Image
The bare feet, dirty floor, and large manufacturing space lend poignancy to this photograph of child laborers, some of whom look resigned while others have bravely cheerful faces. Although this is a group portrait, individual personalities shine through in the direct gaze of the boy standing on the left, in the childish eagerness of the boy poking his head out behind him, and in the wariness of the girl protectively holding her box. Lewis Hine's photographs of child laborers for the National Child Labor Committee (NCLC) are one of the most important examples of the use of photography for social reform. Hine's commitment to the cause of child workers is evident in his efforts to capture the human qualities of the children in their industrial environment.
Technique
Lewis Hine used the cumbersome professional equipment of the day—a modified box-type 5 x 7 inch camera, rapid rectilinear lens, shutter with a plunger, gelatin dry plates (and, later, sheet film), magnesium flash powder, and a wooden tripod—to print contact or enlarged images on gelatin silver paper. (For more on gelatin dry plates and gelatin silver prints, see Untitled [Group].) He would ignite the flash powder in the pan and then quickly open the camera shutter before his subjects blinked from the bright light.
Context
Lewis Hine built his practice on a belief in photography's ability to inspire social reform. Hine spent twelve years documenting child labor for his employer, the National Child Labor Committee (NCLC). Through these efforts and other projects, Hine furthered the use of photography as an effective device for social change. Hine and his predecessors—including Thomas Annan in Glasgow in the 1860s and 1870s, John Thomson in London in the 1870s, and Jacob Riis in New York in the 1880s and 1890s—focused on the poverty and social injustice that accompanied urban growth.
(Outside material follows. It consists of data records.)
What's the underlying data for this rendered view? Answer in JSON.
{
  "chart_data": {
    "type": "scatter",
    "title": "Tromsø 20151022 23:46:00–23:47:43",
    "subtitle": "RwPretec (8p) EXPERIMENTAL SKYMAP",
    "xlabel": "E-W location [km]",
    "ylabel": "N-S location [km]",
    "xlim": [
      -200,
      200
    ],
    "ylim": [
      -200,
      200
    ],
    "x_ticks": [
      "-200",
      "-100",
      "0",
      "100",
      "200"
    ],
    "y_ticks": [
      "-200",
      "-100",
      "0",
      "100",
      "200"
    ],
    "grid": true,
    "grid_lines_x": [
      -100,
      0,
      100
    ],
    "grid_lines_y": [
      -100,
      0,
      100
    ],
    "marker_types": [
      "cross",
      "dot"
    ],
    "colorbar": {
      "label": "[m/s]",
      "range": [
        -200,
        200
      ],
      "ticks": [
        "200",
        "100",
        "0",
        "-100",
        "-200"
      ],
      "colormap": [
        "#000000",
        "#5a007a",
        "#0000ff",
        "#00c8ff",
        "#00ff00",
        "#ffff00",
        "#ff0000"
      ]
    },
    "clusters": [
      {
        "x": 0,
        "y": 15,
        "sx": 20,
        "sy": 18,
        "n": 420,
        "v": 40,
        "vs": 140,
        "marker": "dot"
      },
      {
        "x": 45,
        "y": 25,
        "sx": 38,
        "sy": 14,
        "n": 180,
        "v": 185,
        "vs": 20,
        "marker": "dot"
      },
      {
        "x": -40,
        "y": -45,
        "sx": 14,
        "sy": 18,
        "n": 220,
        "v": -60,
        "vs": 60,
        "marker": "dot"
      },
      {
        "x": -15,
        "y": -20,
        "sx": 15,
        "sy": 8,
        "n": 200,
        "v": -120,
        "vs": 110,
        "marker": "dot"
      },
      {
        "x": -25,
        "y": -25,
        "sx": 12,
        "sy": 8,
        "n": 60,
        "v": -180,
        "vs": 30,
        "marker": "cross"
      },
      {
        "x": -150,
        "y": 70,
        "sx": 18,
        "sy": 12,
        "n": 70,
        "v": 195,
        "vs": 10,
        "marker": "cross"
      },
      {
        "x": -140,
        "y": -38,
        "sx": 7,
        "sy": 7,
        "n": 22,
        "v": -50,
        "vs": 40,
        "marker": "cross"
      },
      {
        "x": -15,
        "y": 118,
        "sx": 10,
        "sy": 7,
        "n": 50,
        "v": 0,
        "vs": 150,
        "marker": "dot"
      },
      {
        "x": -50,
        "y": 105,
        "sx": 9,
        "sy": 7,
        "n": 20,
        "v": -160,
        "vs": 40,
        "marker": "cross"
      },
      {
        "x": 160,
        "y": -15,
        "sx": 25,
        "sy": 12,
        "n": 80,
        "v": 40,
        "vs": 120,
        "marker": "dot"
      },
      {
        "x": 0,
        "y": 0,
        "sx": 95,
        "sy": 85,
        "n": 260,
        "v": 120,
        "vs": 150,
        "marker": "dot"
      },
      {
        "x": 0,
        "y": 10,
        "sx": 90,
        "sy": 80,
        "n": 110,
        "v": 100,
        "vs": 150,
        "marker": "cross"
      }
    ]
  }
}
Hine began his career as a teacher at New York's Ethical Culture School. Photography provided an ideal way for Hine to take action and express his reformist views. Following a project on Ellis Island immigrants in 1904, he began to produce freelance sociological photography for the NCLC and other reform organizations. He stopped teaching in 1908, when he was hired full time by the NCLC to document child labor.
Between 1908 and 1918, Hine crisscrossed the country for the NCLC, photographing the living and working conditions of children in glassworks, coal mines, cotton mills, tenement workshops, sugar beet fields, cranberry bogs, and street trades in numerous states. His images provided evidence of abuses and violations of existing child labor laws and were used to help pass reform legislation. Hine gathered information about the children he photographed to help build an irrefutable case and to prove that the photographs were beyond suspicion of falsification.
Hine created more than five thousand photographs of child labor for the NCLC. He designed pamphlets, posters, and exhibitions, gave slide lectures, and prepared slides that could be rented along with typewritten manuscripts. By 1914, thirty-five states prohibited child labor for those under age fourteen and a mandatory-length workday for children under age sixteen; thirty-six states had factory inspectors and stronger mechanisms for enforcing child labor laws. A national child labor law was not passed until the Fair Labor Standards Act in 1938.